Für die Insulin-Behandlung bei Typ-1-Diabetes gibt es zwei Goldstandards: Der erste ist die Basis-Bolus-Therapie. Bei dieser injizieren die Patienten für die Grundversorgung ein langwirksames Basalinsulin und zum Essen beziehungsweise zur Korrektur erhöhter Blutzuckerwerte ein schnellwirksames Bolusinsulin. Die Dosis des Bolusinsulins ist jeweils abhängig von den gegessenen Kohlenhydraten. Die Menge des Basalinsulins ist abgesehen von Sondersituationen dagegen konstant. Zu diesen Sondersituationen zählen zum Beispiel Infekte, körperliche Belastung oder Schwangerschaft.
»Ist eine orale Glucocorticoid-Therapie geplant, sollte die Erhöhung des Basalinsulins unbedingt vorher mit dem Diabetologen besprochen werden«, sagte Auer-Kletzmayr. In diesem Fall sei meist eine deutliche Dosissteigerung vonnöten. Ob Basis- oder Bolusinsulin: Die Spritzstellen müssen rotieren, um eine Lipohypertrophie zu vermeiden. Denn aus diesen Verdickungen des Unterhautfettgewebes kann Insulin völlig willkürlich freigesetzt werden, so die Apothekerin.
Der zweite Goldstandard für die Insulin-Behandlung ist die Insulinpumpentherapie, bei der nur kurzwirksames Insulin zum Einsatz kommt. »Man stellt eine Basalrate ein, sodass die Pumpe kontinuierlich Insulin abgibt«, informierte Auer-Kletzmayr. Zusätzlich wird zum Essen und zur Korrektur ein »Bolus« abgegeben.

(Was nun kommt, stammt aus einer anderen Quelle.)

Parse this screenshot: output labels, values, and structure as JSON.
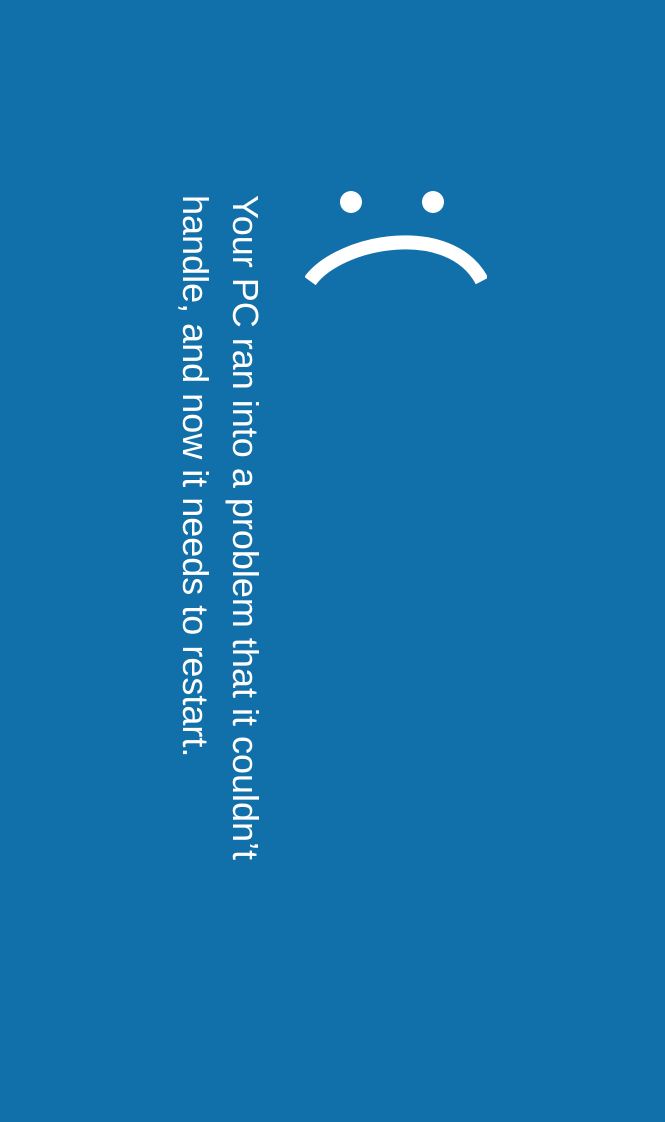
{
  "screen": {
    "background_color": "#1170aa",
    "text_color": "#ffffff",
    "icon": "sad-face-icon",
    "message_lines": [
      "Your PC ran into a problem that it couldn’t",
      "handle, and now it needs to restart."
    ]
  }
}
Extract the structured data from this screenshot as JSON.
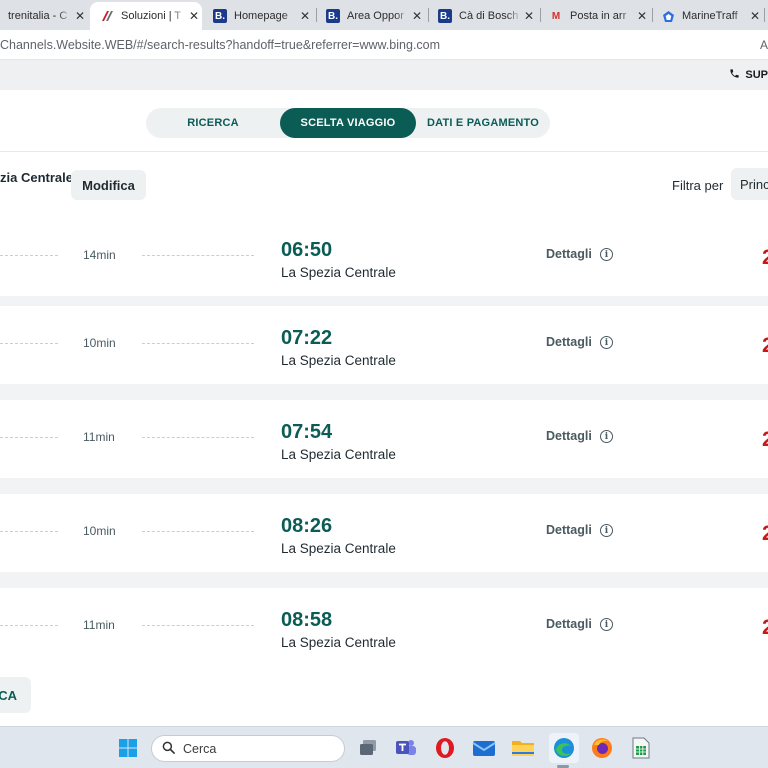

Die Entwicklung der Pumpen geht aber schnell voran: Pumpen, die auf kontinuierliche Glucose-Messwerte in Echtzeit reagieren sind schon im Einsatz. Auer-Kletzmayr: »Noch muss der Bolus in der Regel händisch eingegeben werden, nur die Basalrate wird vom Sensor gesteuert, aber auch dies wird sich ändern.« Sie informierte zudem, dass auch bihormonale Pumpen, die nicht nur Insulin, sondern auch den Gegenspieler Glucagon abgeben, in der Entwicklung sind.

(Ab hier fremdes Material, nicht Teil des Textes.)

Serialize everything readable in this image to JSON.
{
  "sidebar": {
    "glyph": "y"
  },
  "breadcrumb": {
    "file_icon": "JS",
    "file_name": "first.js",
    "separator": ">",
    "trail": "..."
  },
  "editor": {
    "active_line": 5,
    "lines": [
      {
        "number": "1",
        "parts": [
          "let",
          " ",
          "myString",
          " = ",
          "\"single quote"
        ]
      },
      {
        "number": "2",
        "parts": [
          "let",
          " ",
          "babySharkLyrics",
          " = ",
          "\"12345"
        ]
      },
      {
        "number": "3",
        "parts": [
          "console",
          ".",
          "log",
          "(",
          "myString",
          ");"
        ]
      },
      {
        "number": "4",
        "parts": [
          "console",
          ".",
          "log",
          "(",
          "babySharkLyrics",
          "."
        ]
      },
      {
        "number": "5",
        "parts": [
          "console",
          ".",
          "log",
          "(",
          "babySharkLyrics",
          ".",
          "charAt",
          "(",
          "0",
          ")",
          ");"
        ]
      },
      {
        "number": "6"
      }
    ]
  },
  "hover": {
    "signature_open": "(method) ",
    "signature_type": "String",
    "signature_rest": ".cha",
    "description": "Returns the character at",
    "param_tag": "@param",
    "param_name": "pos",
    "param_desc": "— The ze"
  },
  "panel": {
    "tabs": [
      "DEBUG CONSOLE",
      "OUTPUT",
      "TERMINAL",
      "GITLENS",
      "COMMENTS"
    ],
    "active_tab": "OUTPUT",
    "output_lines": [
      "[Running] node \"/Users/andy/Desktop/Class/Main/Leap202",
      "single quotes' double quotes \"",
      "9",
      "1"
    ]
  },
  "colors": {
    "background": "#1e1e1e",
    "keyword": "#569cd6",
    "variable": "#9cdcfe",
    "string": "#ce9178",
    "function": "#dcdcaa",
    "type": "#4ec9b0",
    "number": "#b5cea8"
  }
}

Zu den weiteren Innovationen der Zukunft könnten auch Smart-Insuline zählen. Diese wirken nur, wenn die Blutglucose steigt. Auch zum Beispiel für die Sekundär- und Tertiärprävention von Typ-1-Diabetes gibt es verschiedene Ansätze. In der Sekundärprävention, wenn also Auto-Antikörper bereits nachweisbar sind, soll deren Einfluss auf die Inselzellen der Bauchspeicheldrüse gebremst werden. Dies gelingt mit dem in den USA bereits zugelassenen Anti-CD3-Antikörper Teplizumab, sodass bei rechtzeitigem Einsatz die klinische Manifestation von Typ-1-Diabetes um einige Jahre hinausgezögert werden kann. In der Tertiärprävention soll die typische Remissionsphase. eine vorübergehende Erholung der Insulinproduktion, möglichst lange zu erhalten. Hierfür gibt es zum Beispiel Ansätze mit den bekannten Wirkstoffen Verapamil und Baricitinib.